Middle row compares the earlier sculpt
(outer pair) with the later Hong Kong supplied replacement (inner pair) which
is definitely the Border/Farm type, while the lower row is a variety of those
late versions, with a washy grey-white plastic Tomy example fifth from the left and an unpainted example on the
far end. Star Toys of Hong Kong
copied the later design in all-black polyethylene with a battery-operated, big-rig,
horse-box/animal transporter.
The earlier poses obviously sold well
before they were dropped from the inventory, and they don't seem to be much
less available, although the standing poses is a little harder to track down.
The right hand prone dog is a Hong Kong
copy with the same purplish-brown as some pretty-common rabbits from the
colony, which came in Home Farm sets, but the Holly type, not Blue Box,
although some (at least one?) of the 'generics' below will probably be Red- or Blue Box.
Note also that the far-right standing dog
has a gloss finish, against the commoner matt of most; a failure of the
out-worker to properly stir the new paint?
Marked with a simple 'ENGLAND', this is Crescent's entry into the sheepdog
trials; and they've paired a clear Rough Collie with . . . a . . . ? . . . phffffff . . . Springer Spaniel
. . . kennel mongrel? Tail's odd for a spaniel! Early painted - later
unpainted, always black I think, but there may be white-plastic shots?

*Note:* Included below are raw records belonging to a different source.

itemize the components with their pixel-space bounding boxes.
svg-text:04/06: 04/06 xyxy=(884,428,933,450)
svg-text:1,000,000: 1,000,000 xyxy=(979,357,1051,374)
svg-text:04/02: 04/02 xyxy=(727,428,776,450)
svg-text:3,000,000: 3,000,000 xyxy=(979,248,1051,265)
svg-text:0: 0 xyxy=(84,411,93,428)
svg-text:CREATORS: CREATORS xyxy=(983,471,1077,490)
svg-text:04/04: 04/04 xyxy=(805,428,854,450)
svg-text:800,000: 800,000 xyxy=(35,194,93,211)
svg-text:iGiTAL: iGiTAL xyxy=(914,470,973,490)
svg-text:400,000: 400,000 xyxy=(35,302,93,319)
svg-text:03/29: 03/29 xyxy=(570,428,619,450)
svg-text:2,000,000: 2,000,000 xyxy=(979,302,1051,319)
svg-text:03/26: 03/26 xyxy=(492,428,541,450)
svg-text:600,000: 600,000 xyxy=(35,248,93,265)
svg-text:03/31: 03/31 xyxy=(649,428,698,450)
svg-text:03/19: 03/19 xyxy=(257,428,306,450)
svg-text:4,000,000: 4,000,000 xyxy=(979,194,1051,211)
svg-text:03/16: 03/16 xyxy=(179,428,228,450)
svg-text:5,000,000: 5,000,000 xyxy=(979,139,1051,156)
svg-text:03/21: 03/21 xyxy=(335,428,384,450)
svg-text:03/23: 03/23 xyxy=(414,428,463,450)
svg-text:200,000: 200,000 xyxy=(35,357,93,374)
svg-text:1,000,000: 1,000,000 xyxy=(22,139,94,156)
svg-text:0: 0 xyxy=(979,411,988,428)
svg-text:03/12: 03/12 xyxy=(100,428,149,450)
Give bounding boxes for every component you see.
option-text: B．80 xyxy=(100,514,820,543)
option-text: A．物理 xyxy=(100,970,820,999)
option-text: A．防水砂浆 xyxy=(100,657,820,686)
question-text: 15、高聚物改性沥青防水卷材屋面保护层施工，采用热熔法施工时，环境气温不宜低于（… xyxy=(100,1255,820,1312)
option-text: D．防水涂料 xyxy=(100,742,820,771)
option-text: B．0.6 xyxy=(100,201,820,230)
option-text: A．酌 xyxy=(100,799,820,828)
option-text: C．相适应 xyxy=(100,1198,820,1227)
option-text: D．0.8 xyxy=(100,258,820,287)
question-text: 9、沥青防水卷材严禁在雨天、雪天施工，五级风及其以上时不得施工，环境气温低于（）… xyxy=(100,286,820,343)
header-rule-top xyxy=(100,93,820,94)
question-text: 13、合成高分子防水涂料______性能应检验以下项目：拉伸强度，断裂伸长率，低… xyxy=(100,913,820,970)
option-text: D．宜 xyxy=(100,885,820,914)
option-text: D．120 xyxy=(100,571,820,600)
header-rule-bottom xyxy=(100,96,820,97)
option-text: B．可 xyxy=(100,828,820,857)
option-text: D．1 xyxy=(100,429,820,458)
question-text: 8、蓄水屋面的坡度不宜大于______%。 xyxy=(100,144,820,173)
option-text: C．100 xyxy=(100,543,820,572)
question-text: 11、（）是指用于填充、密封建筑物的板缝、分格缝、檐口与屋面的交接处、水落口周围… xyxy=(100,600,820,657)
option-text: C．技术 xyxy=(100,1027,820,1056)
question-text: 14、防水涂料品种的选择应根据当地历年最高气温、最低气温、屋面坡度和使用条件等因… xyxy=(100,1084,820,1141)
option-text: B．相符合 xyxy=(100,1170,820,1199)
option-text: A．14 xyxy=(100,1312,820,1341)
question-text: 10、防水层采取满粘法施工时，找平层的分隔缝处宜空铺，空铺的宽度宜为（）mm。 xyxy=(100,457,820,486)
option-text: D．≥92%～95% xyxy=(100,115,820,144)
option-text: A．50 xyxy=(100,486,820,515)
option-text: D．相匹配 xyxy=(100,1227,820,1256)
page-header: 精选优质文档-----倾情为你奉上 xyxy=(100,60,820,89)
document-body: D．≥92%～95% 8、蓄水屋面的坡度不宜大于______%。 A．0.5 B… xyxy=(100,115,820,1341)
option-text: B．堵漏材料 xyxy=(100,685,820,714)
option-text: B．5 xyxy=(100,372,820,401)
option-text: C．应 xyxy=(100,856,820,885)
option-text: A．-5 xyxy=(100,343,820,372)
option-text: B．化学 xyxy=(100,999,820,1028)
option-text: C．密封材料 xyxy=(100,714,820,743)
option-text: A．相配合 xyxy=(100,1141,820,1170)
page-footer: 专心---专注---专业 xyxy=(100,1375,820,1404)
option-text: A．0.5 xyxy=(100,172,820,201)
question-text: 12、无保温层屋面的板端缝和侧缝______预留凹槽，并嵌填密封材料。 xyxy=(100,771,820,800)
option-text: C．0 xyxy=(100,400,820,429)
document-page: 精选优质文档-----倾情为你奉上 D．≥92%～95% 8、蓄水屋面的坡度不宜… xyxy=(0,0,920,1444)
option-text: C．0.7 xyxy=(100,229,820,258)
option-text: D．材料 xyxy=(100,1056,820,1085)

In the foreground Crescent's sculpts are here both pirated as Christmas cracker or
gum-ball machine capsule-prizes, both marked with a blocked 'HONG KONG', to the
right is a very crude sculpt (but new pose, see below), not Star Toys' one which was the Britains running pose, but of similar
end-use as the Crescent copies and
probably quite modern.
It's a Rough Collie, while the large
(probably Chinese) one in a Schleich/Papo/Bully
compatible size is clearly a Border/Farm Collie, it's unmarked and a soft
PVC-replacement against the polyethylene of the other three.
This post's photograph folder grew over a
few months as I tried to get everything together, with most of the above from
storage, the previous image is recent - mostly Charity shop - stuff and this
image is also storage stuff; the Far East 'junk'!
Three more Crescent copies at the front (green boxes in the key), a unique
sculpt (purple) marked 'Hong Kong' and copied by the black one in the previous
image and two marked 'China' (red boxes). Crescent's
are Border/Farm types, the rest more Rough Collies. The other larger one (2nd
from left back/top row) has a neat 'Made in Hong Kong' mark.
This lot was the 'here' stuff and we have
another three Crescent
cracker/gum-ball types (the 'spaniel' doesn't seem to have been copied so
prolifically?), another Britains
standing, a brown Timpo with the
remains of paint, two more prone-copies (with purplish-paint) and along with
three PVC types are another bunch of generics (various marks or none) to make
up the pack.
Those PVC types here include; back left marked
'China 8' (or B), the next one along is marked plain 'China' and while it looks
more like an Alsatian/German Sheppard, doesn't look-so, when placed with the
other Alsatian/German Shepherd toys, so I've put him/her here for now and when
I get round to German Shepherds will show him/her against them too, so everyone
can make up their own minds - both are original sculpts!
While the large Britains ['ish] running copy (front middle - brown & white) is
unmarked and might be a European die-cast/farm vehicle accessory. The two dogs
(behind him and third from the left on the back row) over-sprayed with dark
orange-brown may be from a Berwick
board game, but I don't think so.
...The Hounds of Hell milled-about on the lawn
outside Professor Farquhar's study, they knew he only had the one silver-bullet
left and a small phial of holy-water, but he'd need them both - for himself - before
the night was over or the fire dimmed, and cooked meat was as good as fresh!